I am thinking of going vegetarian, only cus the taste of meat has been absolutely disgusting to me the last few months. I read an article on veal and baby cows and almost vomited and it was all downhill from there.
So, my concerns are with vegetarian protein. I don't know where else to get it, besides nuts. I already am restrictive with my caloric intake (about 1500-1800) and exercise 3-5 times a week. I'm not into soy or tofu or anything like that either. Any advice would be appreciated so much. - J. G.
Dear J. G., You don't have to go all the way vegetarian right away. Why not just take it slow, and give yourself a chance to develop a taste for weird vegetarian foods like tofu?
Tofu, made from ground soy beans by the way, is good when it's cooked right, but it definitely takes getting used to. It's also an excellent vegetarian protein source. Savvy Veg has lots of good tofu recipes
Soy, in the form of TVP, is usually found in processed foods, like veggie burgers, veg sausage, nutritional shake mixes, etc. TVP or textured vegetable protein is highly processed, using chemicals, high heat, and mechanical extrusion. It's not good to eat, in my opinion - see the SV article: Textured Vegetable Protein: Is This A Food? Soy is also a common allergen.

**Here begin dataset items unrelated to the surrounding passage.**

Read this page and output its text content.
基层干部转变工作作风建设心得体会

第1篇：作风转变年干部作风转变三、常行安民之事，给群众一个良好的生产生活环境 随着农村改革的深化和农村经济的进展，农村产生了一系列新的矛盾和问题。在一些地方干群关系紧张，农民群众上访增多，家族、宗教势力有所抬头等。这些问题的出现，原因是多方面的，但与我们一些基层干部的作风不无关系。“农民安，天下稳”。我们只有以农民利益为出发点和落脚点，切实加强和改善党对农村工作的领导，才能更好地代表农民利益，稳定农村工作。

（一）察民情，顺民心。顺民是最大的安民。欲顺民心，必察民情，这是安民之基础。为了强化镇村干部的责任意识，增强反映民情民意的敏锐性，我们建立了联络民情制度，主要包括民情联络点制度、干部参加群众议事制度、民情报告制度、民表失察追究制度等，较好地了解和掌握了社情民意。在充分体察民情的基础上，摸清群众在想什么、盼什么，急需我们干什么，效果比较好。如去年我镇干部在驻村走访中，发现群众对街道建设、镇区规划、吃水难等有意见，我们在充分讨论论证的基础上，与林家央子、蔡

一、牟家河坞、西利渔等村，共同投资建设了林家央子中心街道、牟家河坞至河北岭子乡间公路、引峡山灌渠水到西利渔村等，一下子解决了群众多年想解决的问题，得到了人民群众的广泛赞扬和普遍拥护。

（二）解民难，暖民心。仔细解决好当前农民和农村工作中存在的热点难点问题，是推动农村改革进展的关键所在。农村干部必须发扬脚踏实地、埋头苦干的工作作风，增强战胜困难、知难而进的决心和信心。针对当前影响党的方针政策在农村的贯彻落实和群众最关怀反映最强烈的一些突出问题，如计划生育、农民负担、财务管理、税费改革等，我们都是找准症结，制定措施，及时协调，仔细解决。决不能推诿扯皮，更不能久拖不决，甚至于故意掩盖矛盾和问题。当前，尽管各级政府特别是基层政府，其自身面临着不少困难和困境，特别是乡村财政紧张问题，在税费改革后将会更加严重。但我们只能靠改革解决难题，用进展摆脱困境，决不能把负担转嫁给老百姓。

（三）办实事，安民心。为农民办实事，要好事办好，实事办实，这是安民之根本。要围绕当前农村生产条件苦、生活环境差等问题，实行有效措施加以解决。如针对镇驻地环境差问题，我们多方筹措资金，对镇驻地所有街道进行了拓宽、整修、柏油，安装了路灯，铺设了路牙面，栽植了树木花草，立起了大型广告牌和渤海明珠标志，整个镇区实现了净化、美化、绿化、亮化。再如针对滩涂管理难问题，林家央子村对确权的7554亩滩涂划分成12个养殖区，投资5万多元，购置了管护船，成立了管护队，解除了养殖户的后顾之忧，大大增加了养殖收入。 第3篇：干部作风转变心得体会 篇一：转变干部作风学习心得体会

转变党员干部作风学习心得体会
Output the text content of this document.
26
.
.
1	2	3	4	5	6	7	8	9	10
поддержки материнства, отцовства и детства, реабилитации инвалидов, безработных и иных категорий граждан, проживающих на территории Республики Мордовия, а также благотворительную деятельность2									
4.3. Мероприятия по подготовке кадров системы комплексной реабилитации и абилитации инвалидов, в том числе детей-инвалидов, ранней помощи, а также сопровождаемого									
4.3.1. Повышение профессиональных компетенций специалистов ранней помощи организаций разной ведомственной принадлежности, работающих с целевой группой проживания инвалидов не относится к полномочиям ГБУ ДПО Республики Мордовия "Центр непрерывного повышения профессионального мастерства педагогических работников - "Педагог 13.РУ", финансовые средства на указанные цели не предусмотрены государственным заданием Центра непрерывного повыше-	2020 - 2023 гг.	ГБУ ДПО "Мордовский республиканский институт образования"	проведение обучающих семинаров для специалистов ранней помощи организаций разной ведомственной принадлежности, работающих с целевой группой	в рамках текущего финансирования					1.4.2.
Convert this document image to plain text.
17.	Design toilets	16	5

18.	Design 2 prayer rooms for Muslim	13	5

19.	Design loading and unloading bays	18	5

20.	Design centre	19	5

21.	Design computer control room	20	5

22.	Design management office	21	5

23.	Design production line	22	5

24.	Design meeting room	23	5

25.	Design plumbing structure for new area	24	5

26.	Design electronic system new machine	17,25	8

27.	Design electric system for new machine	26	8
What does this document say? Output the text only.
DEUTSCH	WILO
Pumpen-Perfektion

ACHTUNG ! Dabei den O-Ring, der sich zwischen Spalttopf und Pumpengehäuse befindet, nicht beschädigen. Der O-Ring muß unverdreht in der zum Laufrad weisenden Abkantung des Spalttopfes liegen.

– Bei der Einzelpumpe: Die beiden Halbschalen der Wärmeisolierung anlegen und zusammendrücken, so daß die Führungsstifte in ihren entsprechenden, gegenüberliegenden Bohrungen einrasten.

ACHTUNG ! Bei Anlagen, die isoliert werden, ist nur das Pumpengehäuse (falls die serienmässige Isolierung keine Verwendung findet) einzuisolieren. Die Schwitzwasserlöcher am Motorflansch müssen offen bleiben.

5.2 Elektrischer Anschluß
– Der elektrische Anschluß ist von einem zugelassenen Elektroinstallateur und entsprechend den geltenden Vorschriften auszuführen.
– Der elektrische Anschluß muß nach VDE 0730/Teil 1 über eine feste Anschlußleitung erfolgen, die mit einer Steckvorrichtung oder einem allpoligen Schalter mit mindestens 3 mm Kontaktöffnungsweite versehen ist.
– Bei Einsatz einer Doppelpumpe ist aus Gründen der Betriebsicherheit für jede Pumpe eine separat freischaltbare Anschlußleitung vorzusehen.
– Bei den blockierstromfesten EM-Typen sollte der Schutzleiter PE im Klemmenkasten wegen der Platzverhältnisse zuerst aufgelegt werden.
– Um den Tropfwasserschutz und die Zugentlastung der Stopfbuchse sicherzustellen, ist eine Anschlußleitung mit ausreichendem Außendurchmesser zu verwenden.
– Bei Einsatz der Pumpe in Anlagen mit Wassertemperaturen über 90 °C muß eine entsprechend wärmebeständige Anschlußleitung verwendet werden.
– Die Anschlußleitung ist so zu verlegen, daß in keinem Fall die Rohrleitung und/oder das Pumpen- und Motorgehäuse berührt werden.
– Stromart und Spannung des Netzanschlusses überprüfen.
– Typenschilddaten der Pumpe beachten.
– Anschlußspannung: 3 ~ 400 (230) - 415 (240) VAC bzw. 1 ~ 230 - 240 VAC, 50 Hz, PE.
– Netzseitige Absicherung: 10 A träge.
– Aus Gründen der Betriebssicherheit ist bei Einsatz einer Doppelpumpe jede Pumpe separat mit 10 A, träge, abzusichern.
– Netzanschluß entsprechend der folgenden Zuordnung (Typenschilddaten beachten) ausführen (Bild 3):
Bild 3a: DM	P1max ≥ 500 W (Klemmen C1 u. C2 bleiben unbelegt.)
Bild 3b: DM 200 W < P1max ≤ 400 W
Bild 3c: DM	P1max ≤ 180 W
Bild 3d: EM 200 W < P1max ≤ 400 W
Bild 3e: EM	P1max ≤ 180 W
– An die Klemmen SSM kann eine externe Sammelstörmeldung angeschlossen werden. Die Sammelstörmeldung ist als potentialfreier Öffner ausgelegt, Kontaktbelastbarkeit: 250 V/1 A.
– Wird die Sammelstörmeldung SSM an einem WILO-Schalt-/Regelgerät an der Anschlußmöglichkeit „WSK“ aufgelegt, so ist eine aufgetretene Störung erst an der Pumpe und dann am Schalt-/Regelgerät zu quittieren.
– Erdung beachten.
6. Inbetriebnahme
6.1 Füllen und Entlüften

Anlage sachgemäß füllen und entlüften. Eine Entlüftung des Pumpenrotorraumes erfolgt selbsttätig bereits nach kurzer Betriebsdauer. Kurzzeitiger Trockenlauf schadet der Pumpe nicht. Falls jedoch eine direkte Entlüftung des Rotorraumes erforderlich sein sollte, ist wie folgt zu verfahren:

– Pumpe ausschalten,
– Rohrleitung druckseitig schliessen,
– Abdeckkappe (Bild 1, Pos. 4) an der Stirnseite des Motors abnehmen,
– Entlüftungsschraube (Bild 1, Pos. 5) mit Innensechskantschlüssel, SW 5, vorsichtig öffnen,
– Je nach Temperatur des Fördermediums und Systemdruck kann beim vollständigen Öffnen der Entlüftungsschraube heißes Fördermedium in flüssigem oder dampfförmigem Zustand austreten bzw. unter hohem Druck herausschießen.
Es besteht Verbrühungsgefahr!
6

So, avoid processed soy foods, but give traditional soy products like tofu, tempeh and miso a chance. They are an easily tolerated form of soy for most people. Buy organic and non-gmo.
Legumes (beans and lentils), nuts, seeds, whole grains are the other sources of vegetarian protein, available in abundance and variety. Beans and lentials are excellent sources of vegetarian protein, combined with whole grains, and are low in fat (except for soybeans).
Nuts are high in fat, but packed with nutrition, and you don't need to eat much. Get yourself a good basic vegetarian cookbook and explore.
Not knowing anything about your body, I can't advise on your calorie intake in relation to the amount of exercise you get, but it could be a little on the low side for someone physically active.
One thing about cutting out meat is you have to get the fat and calories you need from somewhere. That could be from grains, nuts, cheese, eggs, vegetable oil, butter, etc.